Jamaica’s perceived ambivalence towards, if not formal retreat from, its long-standing policy on the Palestinian issue has been fuelled by presumptions of a deepened relationship between Prime Minister Andrew Holness’ administration and Benjamin Netanyahu’s government. This perception gained strong hold after Mr Holness’ visit to Israel in 2017, followed by Jamaica’s abstention that year in a UN General Assembly vote that declared “null and void” Israel’s decision to make the disputed city of Jerusalem its capital. This was compounded when Jamaica failed to vote on the October 27 General Assembly resolution calling for an “immediate, durable and sustained humanitarian truce” in the current conflict. The Government blamed logistical problems and ongoing consultations at the time of the vote between policymakers in Kingston and its diplomats in New York, who, it said, helped draft a Caribbean Community statement on the issue that reflected similar sentiments.

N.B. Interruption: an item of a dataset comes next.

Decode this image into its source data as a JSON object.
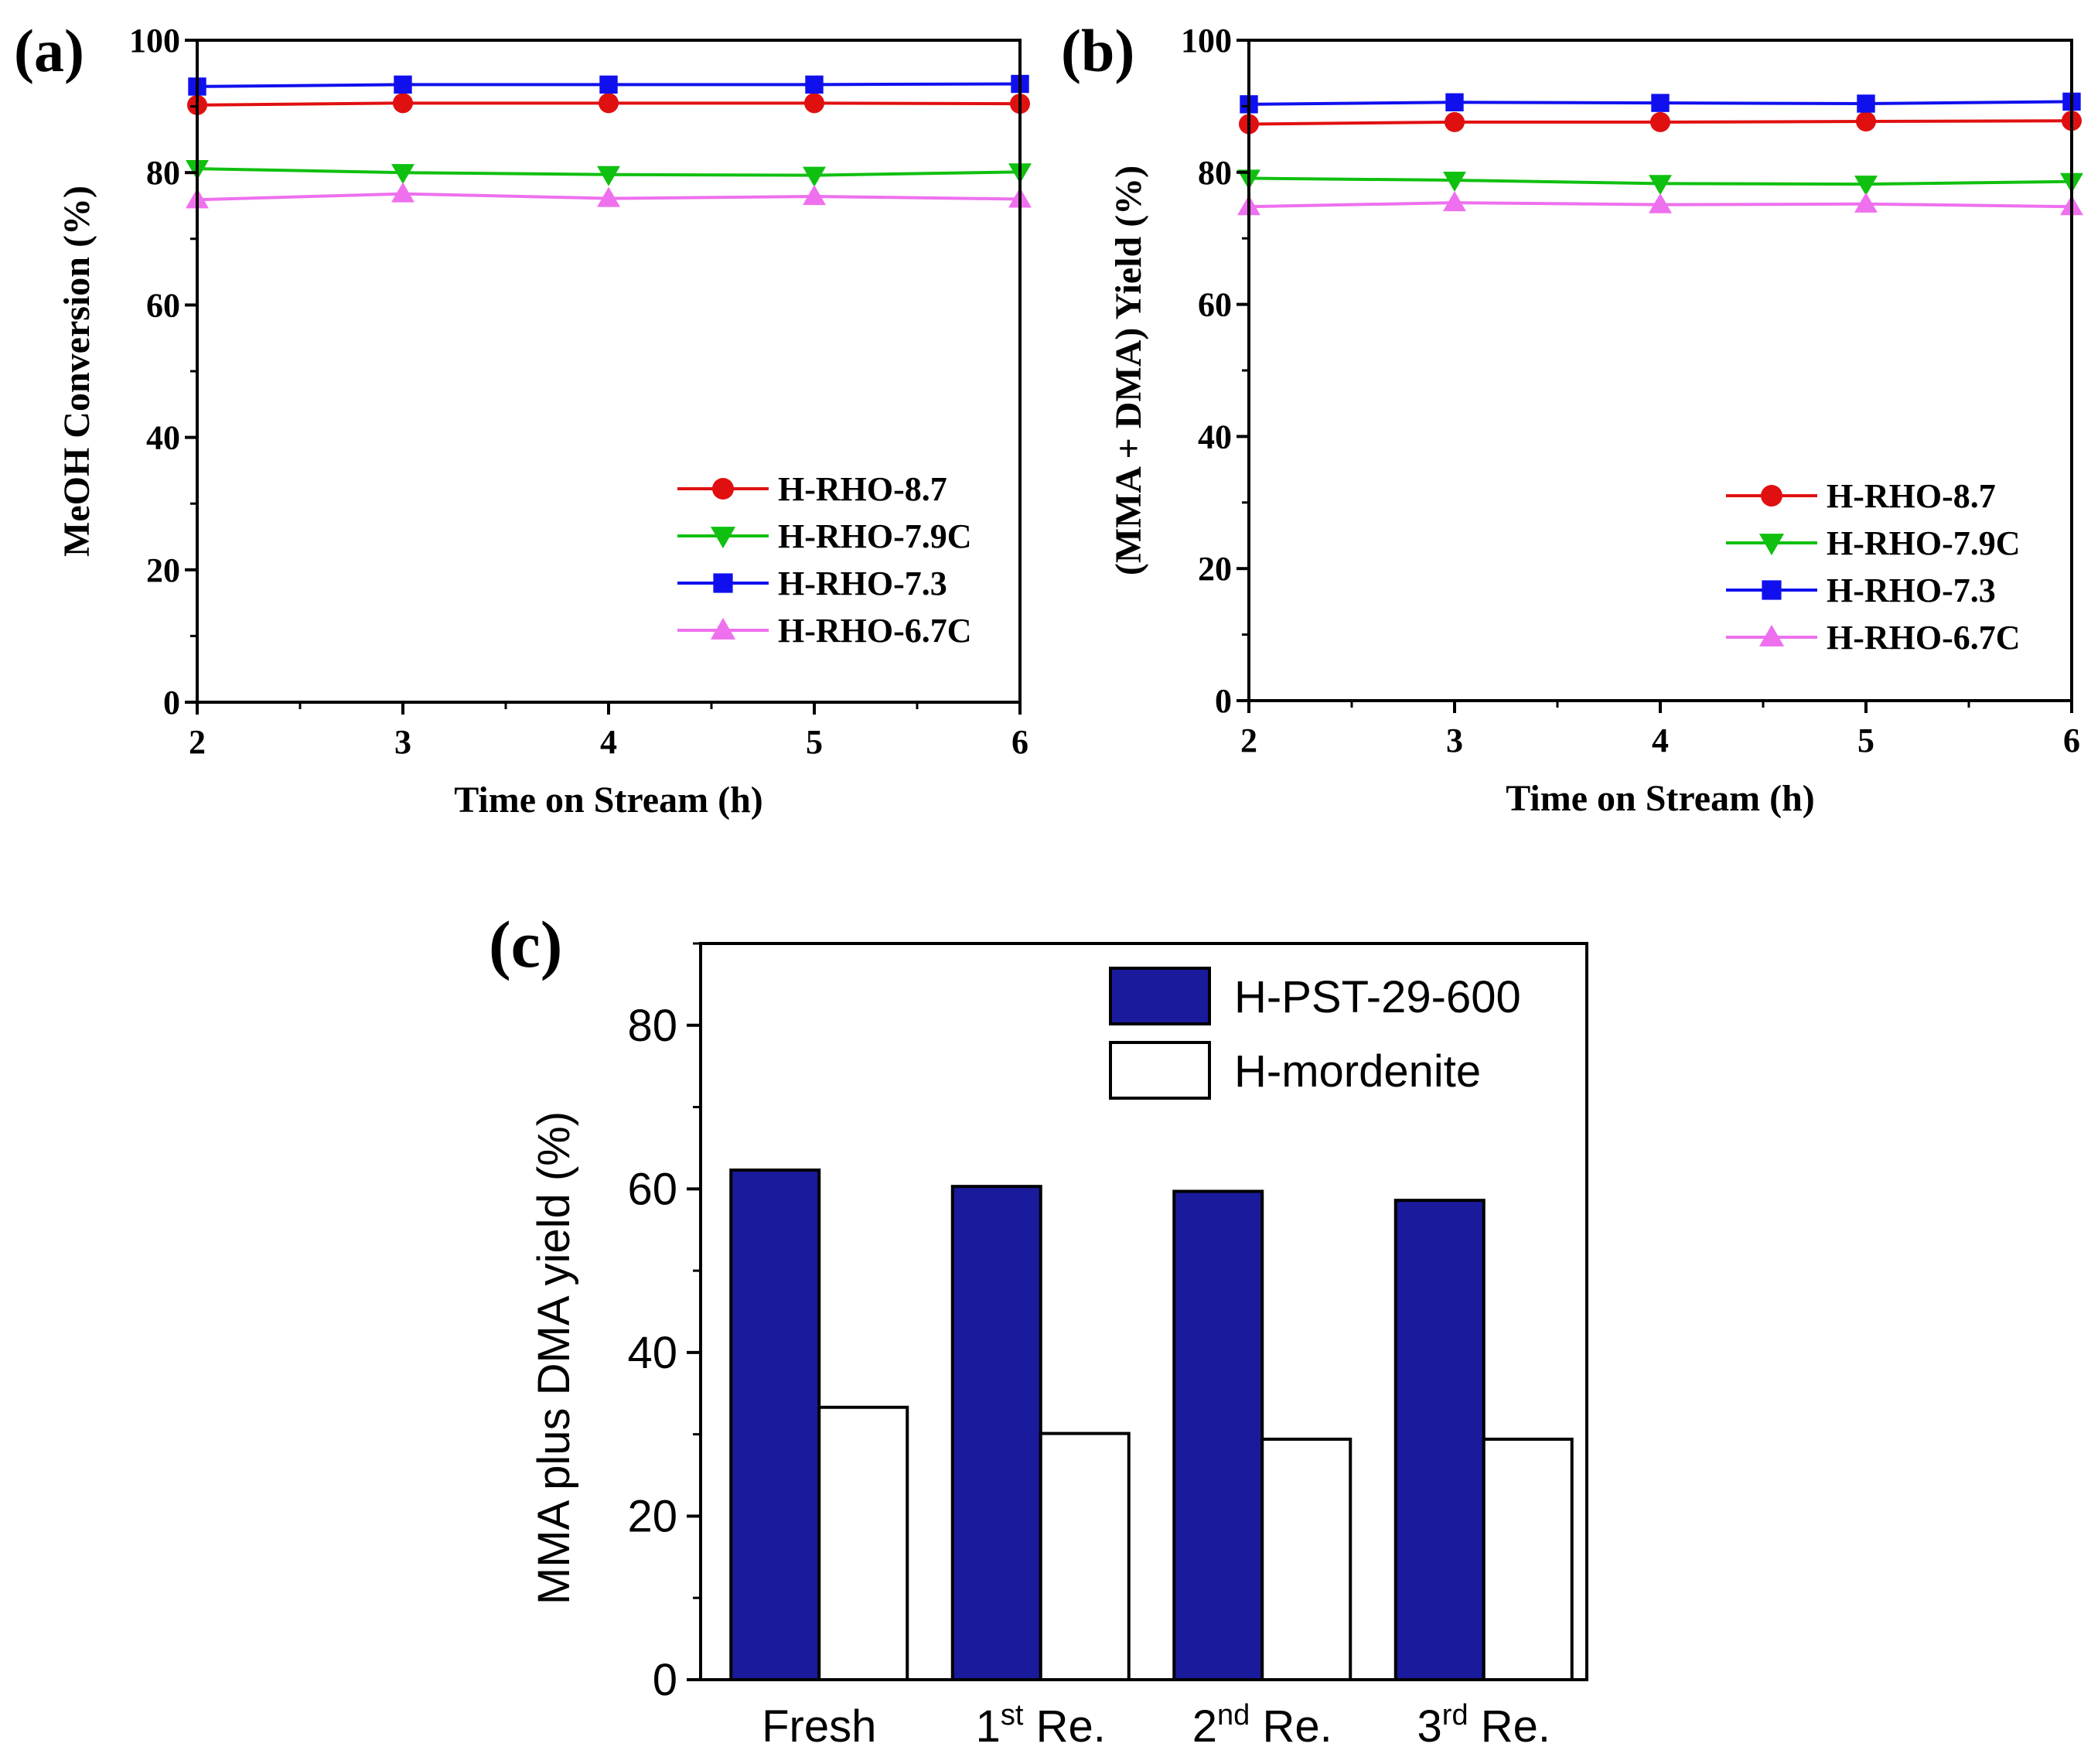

That Jamaica joined even more countries in voting for a second General Assembly resolution on December 12, calling for a humanitarian ceasefire, has not fully assuaged its critics.
HUMANITARIAN RELIEF
After weeks of resisting any UN resolution demanding a ceasefire and insisting that Israel be permitted room to prosecute its war to destroy Hamas, the United States did not exercise its veto last week to kill a Security Council resolution promoting “urgent and extended humanitarian pauses and corridors throughout the Gaza Strip for a sufficient number of days to enable full, rapid, safe” humanitarian relief to Gaza’s two million people, who are trapped in a narrow strip of land.
Having initially cut off fuel, water and electricity to the territory, Israel has since allowed a limited amount of aid, but far too little to put a dent in a grave humanitarian crisis.
There are possibly statements and assertions in the Opposition’s resolution that the Government cannot abide by. But it can set the record straight in an open and frank debate. And amendments can be made to the resolution.
More importantly, the declarations in the document are fundamentally sound: a state for the Palestinians and one for Israel on the basis of standing UN resolutions, which is within the borders that existed before the 1967 war. Which would mean that Israel would have to withdraw from the West Bank and remove its settlements.
This debate would also be an opportunity for Jamaica to clearly define its foreign policy that has grown increasingly murky in recent years, including its position, as a country in the Global South, on navigating the existing international order. And given the deadlocks and logjams at the Security Council, Kingston may highlight ideas for reforming the United Nations.
There are therefore good reasons for Speaker Juliet Holness to permit the debate. She might even call the House back early for it to take place.